Cleaning or polishing silver while wearing rubber gloves promotes tarnish. Instead, choose plastic or cotton gloves.

Removing tarnish, usually by means of an abrasive polish means removing some of the silver itself. Since silver is softer than many other metals and therefore scratches easily, the trick here is to be gentle.

For silver, which is only lightly tarnished, a polishing cloth is gentlest, as it does not contain a high concentration of abrasives. It ca be used on a regular basis to maintain a shiny appearance.

Home Remedy—To clean off tarnish, coat the silver with Colgate powder kneaded into a thick paste, leave it for 20 minutes, work it into a foam, rinse it off and wipe it clean with a soft cloth. For stubborn stains or intricate grooves, use an old soft-bristled toothbrush. Avoid using pastes which are old or dried out.

After cleaning, unsightly polish residue will be left on the surface unless the object is carefully washed; a soft toothpick or a soft horse hair brush can be used to dislodge residue from crevices.

Silver with deeply "carved" patterns that are enhanced by an oxide or French gray finish should be hand polished with a high quality silver cream or polish. Hand rubbing develops patina on silver, which adds to its beauty.

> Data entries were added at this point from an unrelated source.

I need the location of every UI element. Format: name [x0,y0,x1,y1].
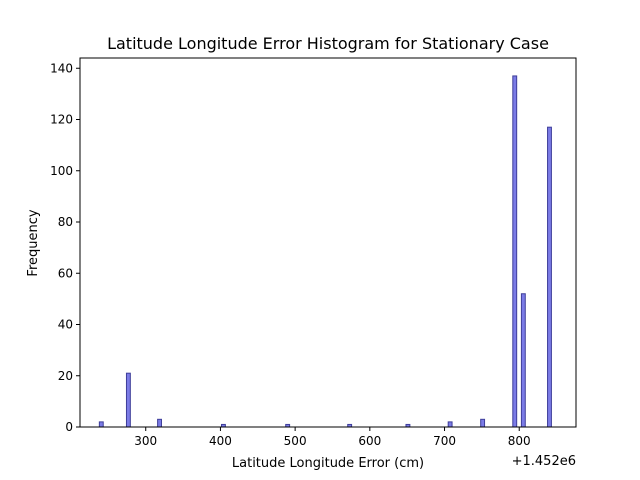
x-axis-label: Latitude Longitude Error (cm) [232,456,424,471]
x-axis: 300 400 500 600 700 800 [134,427,531,448]
histogram-bar [520,293,526,428]
histogram-bar [447,421,453,428]
bars-group [98,75,552,428]
x-tick-label: 600 [358,434,381,448]
chart-title: Latitude Longitude Error Histogram for S… [107,34,549,53]
histogram-bar [512,75,518,428]
y-tick-label: 40 [58,318,73,332]
y-tick-label: 20 [58,369,73,383]
y-tick-label: 100 [50,164,73,178]
y-tick-label: 120 [50,113,73,127]
x-tick-label: 400 [209,434,232,448]
plot-frame [79,57,577,428]
x-axis-offset-label: +1.452e6 [512,454,576,469]
x-tick-label: 300 [134,434,157,448]
y-axis: 0 20 40 60 80 100 120 140 [50,61,80,434]
y-tick-label: 140 [50,61,73,75]
histogram-bar [547,126,552,428]
histogram-bar [480,418,486,428]
y-axis-label: Frequency [26,209,41,276]
x-tick-label: 800 [508,434,531,448]
histogram-bar [125,372,131,428]
y-tick-label: 0 [65,420,73,434]
histogram-bar [157,418,162,428]
histogram-bar [98,421,104,428]
y-tick-label: 80 [58,215,73,229]
x-tick-label: 500 [284,434,307,448]
y-tick-label: 60 [58,266,73,280]
x-tick-label: 700 [433,434,456,448]
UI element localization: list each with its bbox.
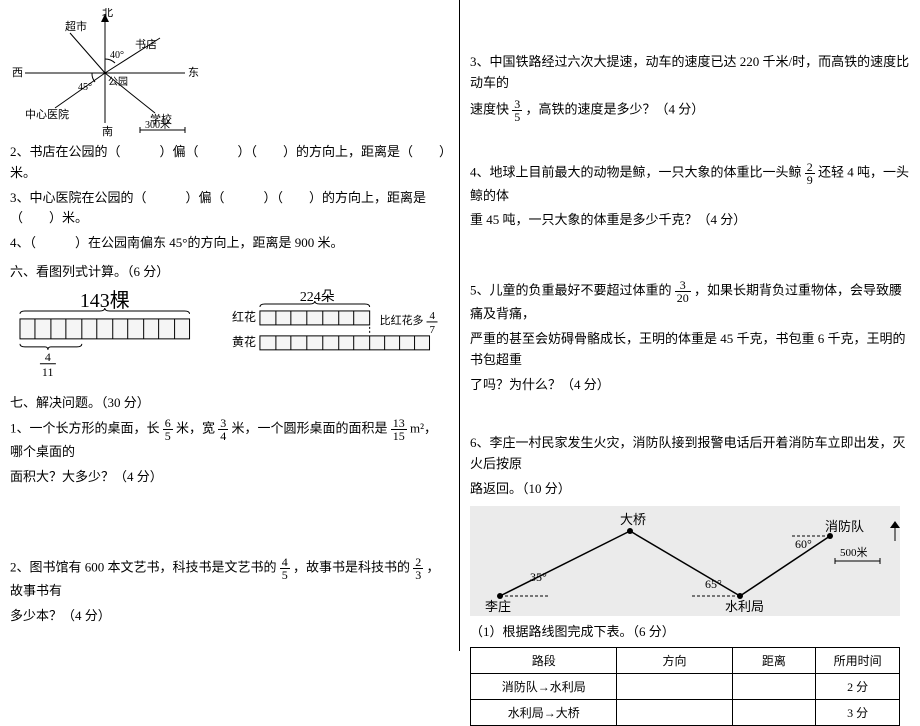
text: ，高铁的速度是多少？（4 分）	[526, 101, 705, 116]
svg-text:60°: 60°	[795, 537, 812, 551]
text: 1、一个长方形的桌面，长	[10, 421, 160, 436]
table-cell	[732, 699, 816, 725]
fraction: 1315	[391, 417, 407, 442]
table-cell	[732, 673, 816, 699]
svg-text:西: 西	[12, 67, 23, 79]
problem-5-line3: 了吗？为什么？（4 分）	[470, 375, 910, 396]
table-cell: 2 分	[816, 673, 900, 699]
svg-text:500米: 500米	[840, 546, 868, 559]
question-2: 2、书店在公园的（ ）偏（ ）（ ）的方向上，距离是（ ）米。	[10, 142, 449, 184]
svg-text:224朵: 224朵	[299, 290, 334, 305]
svg-text:35°: 35°	[530, 570, 547, 584]
question-4: 4、（ ）在公园南偏东 45°的方向上，距离是 900 米。	[10, 233, 449, 254]
svg-text:南: 南	[102, 125, 113, 138]
problem-6-line1: 6、李庄一村民家发生火灾，消防队接到报警电话后开着消防车立即出发，灭火后按原	[470, 433, 910, 475]
svg-text:大桥: 大桥	[620, 512, 646, 527]
question-3: 3、中心医院在公园的（ ）偏（ ）（ ）的方向上，距离是（ ）米。	[10, 188, 449, 230]
problem-2-line2: 多少本？（4 分）	[10, 606, 449, 627]
svg-text:超市: 超市	[65, 19, 87, 33]
fraction: 65	[163, 417, 173, 442]
problem-5-line2: 严重的甚至会妨碍骨骼成长，王明的体重是 45 千克，书包重 6 千克，王明的书包…	[470, 329, 910, 371]
text: 5、儿童的负重最好不要超过体重的	[470, 283, 672, 298]
text: 米，宽	[176, 421, 215, 436]
problem-3-line1: 3、中国铁路经过六次大提速，动车的速度已达 220 千米/时，而高铁的速度比动车…	[470, 52, 910, 94]
problem-5-line1: 5、儿童的负重最好不要超过体重的 320 ，如果长期背负过重物体，会导致腰痛及背…	[470, 279, 910, 325]
svg-text:李庄: 李庄	[485, 599, 511, 614]
svg-text:公园: 公园	[108, 76, 128, 88]
svg-text:65°: 65°	[705, 577, 722, 591]
section-six-title: 六、看图列式计算。（6 分）	[10, 262, 449, 283]
table-cell	[617, 699, 732, 725]
problem-2: 2、图书馆有 600 本文艺书，科技书是文艺书的 45 ，故事书是科技书的 23…	[10, 556, 449, 602]
tape-diagram-2: 224朵 红花 黄花 比红花多 4 7	[230, 289, 449, 383]
route-diagram: 李庄 大桥 水利局 消防队 35° 65° 60° 500米	[470, 506, 900, 616]
section-seven-title: 七、解决问题。（30 分）	[10, 393, 449, 414]
svg-text:北: 北	[102, 8, 113, 19]
problem-1: 1、一个长方形的桌面，长 65 米，宽 34 米，一个圆形桌面的面积是 1315…	[10, 417, 449, 463]
route-table: 路段 方向 距离 所用时间 消防队→水利局 2 分 水利局→大桥 3 分	[470, 647, 900, 726]
fraction: 320	[675, 279, 691, 304]
compass-diagram: 北 南 东 西 超市 书店 公园 学校 中心医院 40° 45° 300米	[10, 8, 200, 138]
text: ，故事书是科技书的	[293, 559, 410, 574]
svg-text:300米: 300米	[145, 118, 170, 131]
table-cell: 消防队→水利局	[471, 673, 617, 699]
table-cell	[617, 673, 732, 699]
svg-text:比红花多: 比红花多	[379, 313, 423, 327]
problem-6-line2: 路返回。（10 分）	[470, 479, 910, 500]
text: 2、图书馆有 600 本文艺书，科技书是文艺书的	[10, 559, 277, 574]
svg-text:黄花: 黄花	[232, 334, 256, 349]
svg-text:11: 11	[42, 365, 54, 379]
tape-diagrams: 143棵 4 11 224朵 红花 黄花 比红花多	[10, 289, 449, 383]
sub-question-1: （1）根据路线图完成下表。（6 分）	[470, 622, 910, 643]
svg-text:水利局: 水利局	[725, 599, 764, 614]
problem-4-line1: 4、地球上目前最大的动物是鲸，一只大象的体重比一头鲸 29 还轻 4 吨，一头鲸…	[470, 161, 910, 207]
svg-text:40°: 40°	[110, 50, 124, 61]
problem-1-line2: 面积大？大多少？（4 分）	[10, 467, 449, 488]
text: 4、地球上目前最大的动物是鲸，一只大象的体重比一头鲸	[470, 164, 802, 179]
fraction: 45	[280, 556, 290, 581]
tape-diagram-1: 143棵 4 11	[10, 289, 200, 383]
fraction: 35	[512, 98, 522, 123]
svg-text:中心医院: 中心医院	[25, 107, 69, 121]
svg-text:4: 4	[429, 310, 435, 322]
table-cell: 水利局→大桥	[471, 699, 617, 725]
problem-4-line2: 重 45 吨，一只大象的体重是多少千克？（4 分）	[470, 210, 910, 231]
svg-text:消防队: 消防队	[825, 519, 864, 534]
svg-text:书店: 书店	[135, 37, 157, 51]
problem-3-line2: 速度快 35 ，高铁的速度是多少？（4 分）	[470, 98, 910, 123]
svg-text:4: 4	[45, 350, 51, 364]
svg-text:红花: 红花	[232, 309, 256, 324]
fraction: 34	[218, 417, 228, 442]
svg-text:45°: 45°	[78, 82, 92, 93]
svg-text:7: 7	[429, 324, 435, 336]
fraction: 29	[805, 161, 815, 186]
text: 米，一个圆形桌面的面积是	[232, 421, 388, 436]
text: 速度快	[470, 101, 509, 116]
table-cell: 3 分	[816, 699, 900, 725]
fraction: 23	[413, 556, 423, 581]
svg-text:东: 东	[188, 66, 199, 79]
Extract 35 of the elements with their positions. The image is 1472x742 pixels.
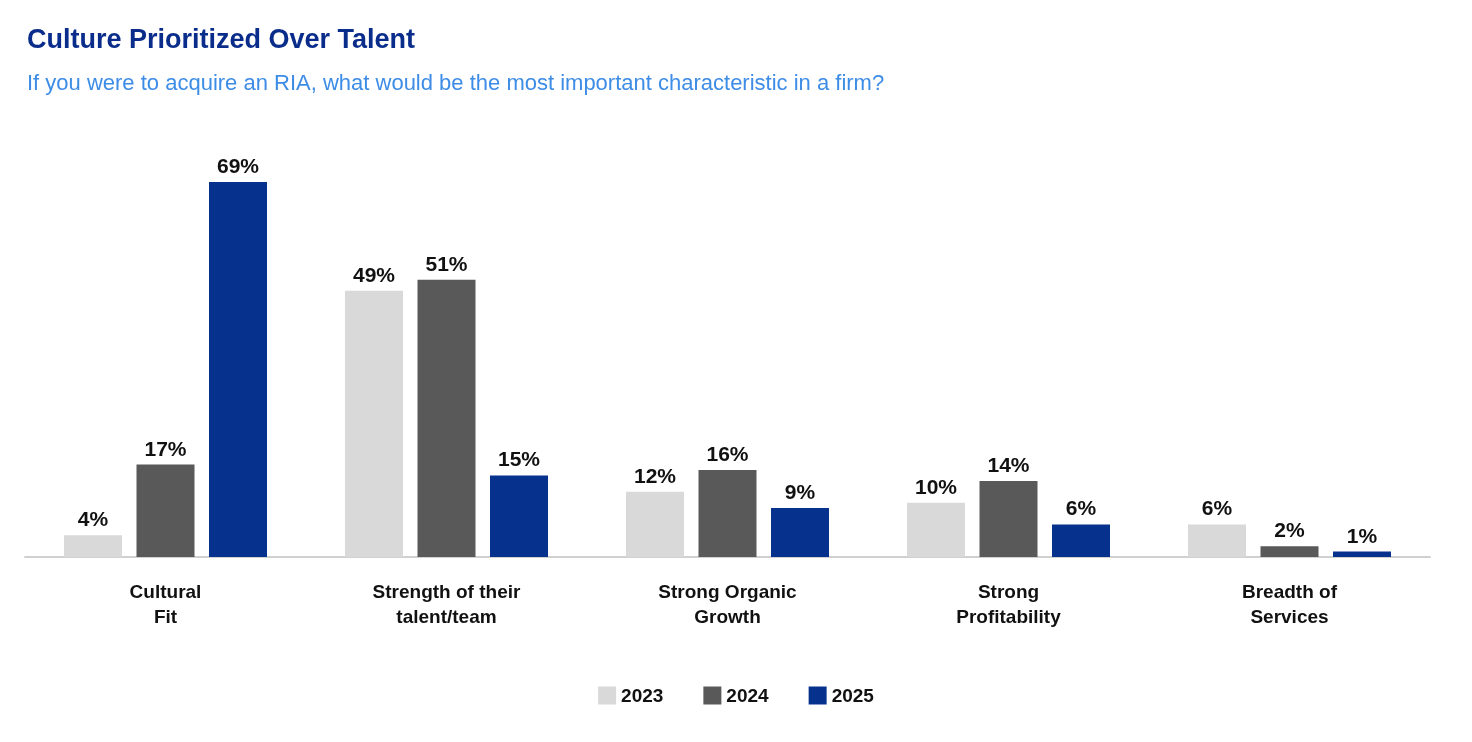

Ornamental silver pieces that have been lacquered may be washed in lukewarm water; hot water could remove the lacquer.

Whatever product you choose for your silver, don't make the mistake of trying to remove all tarnish; in decorative areas it is meant to enhance texture and relief, and contributes to the aesthetic appearance of the piece. Your silver will continue to give you pleasure if you take proper steps to maintain it by preventing tarnish as much as possible.